This post is a followup to some discussions in Slack with Learning Team people. I wrote:
Hypothesis: we should stop trying to teach routing and ember-data simultaneously. They are separate topics and each is complex enough by itself that mashing them together leads to a lot of confusion. I’m speaking specifically about places like here. People are often amazed when I point out that they can just use
fetch
orjQuery.ajax
or anything else they already understand.
And we had a lot of general agreement. There was a followup question that I thought deserves a more thorough response, which is: what is the rationale for when you should choose Ember Data?

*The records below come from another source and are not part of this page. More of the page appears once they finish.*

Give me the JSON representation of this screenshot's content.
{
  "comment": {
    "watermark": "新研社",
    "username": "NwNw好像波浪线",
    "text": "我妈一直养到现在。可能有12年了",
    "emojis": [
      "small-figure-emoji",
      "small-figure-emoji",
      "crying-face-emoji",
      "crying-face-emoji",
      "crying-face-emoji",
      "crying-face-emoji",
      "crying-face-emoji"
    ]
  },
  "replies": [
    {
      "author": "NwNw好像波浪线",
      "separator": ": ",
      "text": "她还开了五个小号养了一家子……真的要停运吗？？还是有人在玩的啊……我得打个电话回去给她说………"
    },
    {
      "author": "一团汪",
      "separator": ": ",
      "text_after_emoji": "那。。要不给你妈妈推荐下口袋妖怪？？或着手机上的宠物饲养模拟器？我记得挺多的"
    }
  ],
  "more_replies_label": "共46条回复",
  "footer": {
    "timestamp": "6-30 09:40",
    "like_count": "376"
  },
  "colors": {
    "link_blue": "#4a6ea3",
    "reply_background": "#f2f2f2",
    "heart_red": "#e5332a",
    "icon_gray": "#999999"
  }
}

There is certainly nothing wrong with just always starting with Ember Data, and that is why it’s in the default app blueprint. But I frequently see questions from beginners who are struggling because they have found a use case where it’s not obvious how to make Ember Data do something, and they’re not even aware that they can simply bypass it and do a simpler thing. When you’re already busy learning routing and components and services, it’s pretty nice to just fetch
some JSON and delay learning about models and adapters and serializers until you actually need those things.
So when do you need those things? It comes down to a few dimensions:
- the more concurrent, interactive reading and writing your app does, the more you will benefit from having Ember Data’s identity map. Apps that mostly just read data are easier to keep consistent, so they don’t benefit as much.
- as the number of different kinds of data (models) in your application grows, you’ll start to benefit more from standardizing how they’re all defined, loaded, and saved. At a certain scale, having
fetch
sprinkled throughout your codebase makes it pretty hard to even know where all the data is coming from.
I think an ideal way to teach these areas is to start without Ember Data, and point out the missing features in the app (caching, identity mapping, shared code for translating to and from the server formats, etc), and start implementing some of these features directly so the learner understands what they are for, and then switch to Ember Data and delete a bunch of code.